Il nous apprend d’abord que celle-ci, à un siècle de distance, est aujourd’hui en train de redécouvrir bon nombre de faits qui se trouvent exposés tout au long dans les œuvres de Gall et de son école. En 1895 et en 1899, deux médecins allemands, les docteurs Edgren et Probst, ont établi que le sens musical était bien un sens distinct, différent de l’ouïe, qu’il avait sa localisation dans un endroit spécial du cerveau, et que cet endroit devait se trouver, très probablement, dans la seconde circonvolution frontale. Or, ce sont toutes choses que l’auteur des Fonctions du Cerveau avait affirmées dès le début du siècle passé.
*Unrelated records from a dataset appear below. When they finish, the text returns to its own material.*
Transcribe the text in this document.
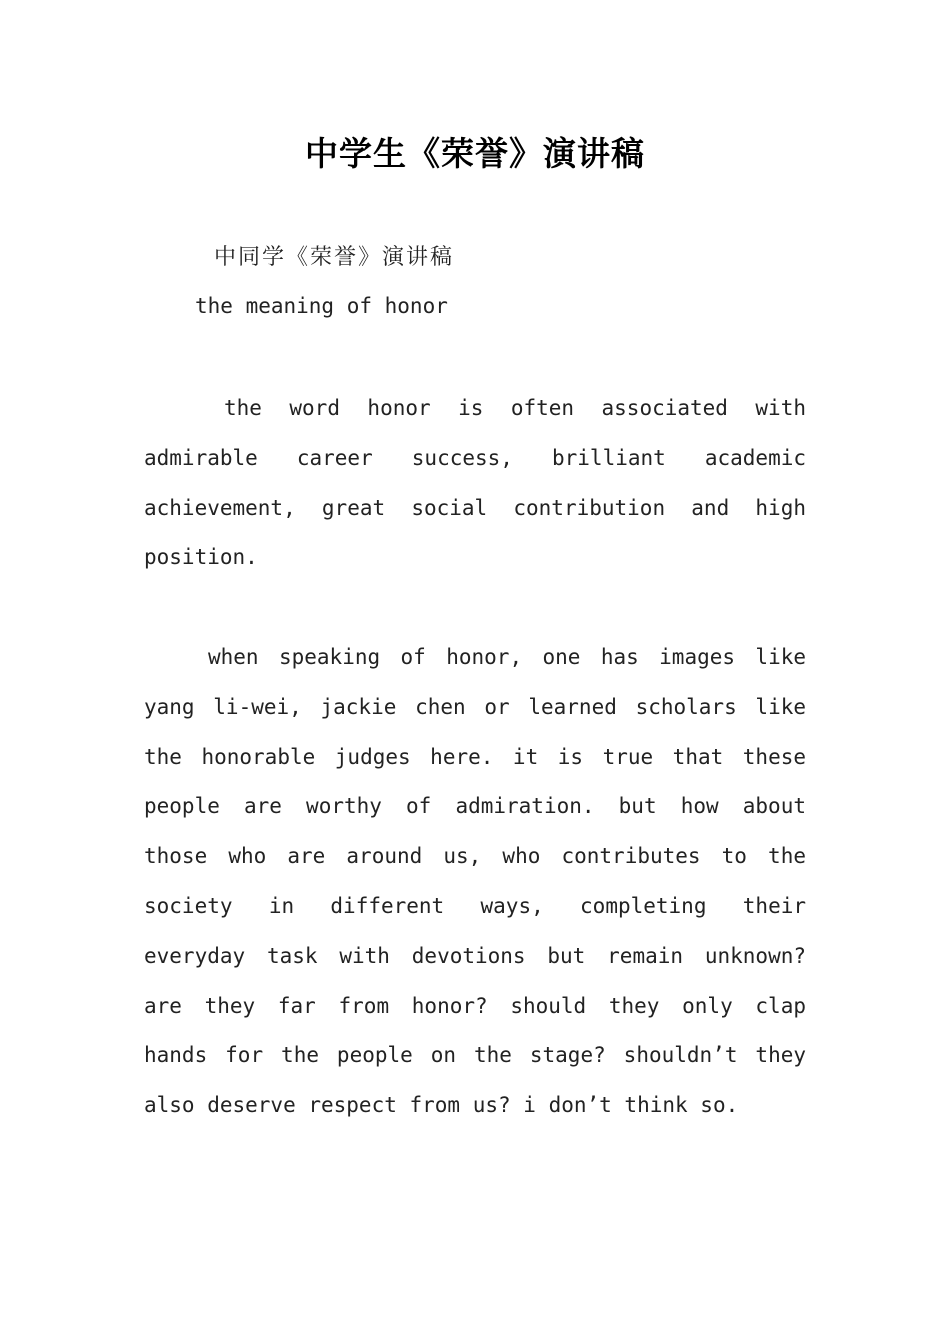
中学生《荣誉》演讲稿

中同学《荣誉》演讲稿

the meaning of honor

the word honor is often associated with
admirable career success, brilliant academic
achievement, great social contribution and high
position.
when speaking of honor, one has images like
yang li-wei, jackie chen or learned scholars like
the honorable judges here. it is true that these
people are worthy of admiration. but how about
those who are around us, who contributes to the
society in different ways, completing their
everyday task with devotions but remain unknown?
are they far from honor? should they only clap
hands for the people on the stage? shouldn’t they
also deserve respect from us? i don’t think so.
Il n’était pas allé, en vérité, aussi loin qu’un médecin français qui, dans une thèse soumise à la Faculté de Bordeaux en 1900, a reconnu et exploré les diverses régions du cerveau correspondant au chant grave et au chant aigu, à la lecture musicale et à l’écriture, au jeu des instrumens à cordes et à celui des instrumens à vent, à la création des images et à celle des idées musicales ; mais, aussi bien, Gall était-il déjà suffisamment en peine de se défendre contre le reproche qu’on lui faisait de spécialiser outre mesure les facultés de l’âme et les fonctions du cerveau. Et, d’une façon générale, ses affirmations touchant « le sens des rapports des tons » s’accordent exactement avec le résultat des plus récentes recherches des physiologistes d’à présent, dont aucun ne paraît même connaître son nom.

M. Mœbius nous cite encore bien d’autres témoignages, non moins remarquables, de cette reviviscence lente, graduelle, pour ainsi dire inconsciente, du système de Gall. Il nous fait voir, par exemple, deux de ces « photographies collectives » qu’on obtient en superposant plusieurs portraits de même attitude et de même format. Des deux photographies, extraites d’un ouvrage dont l’auteur ne s’est certainement

  1. Voyez la Revue du 1er février 1890.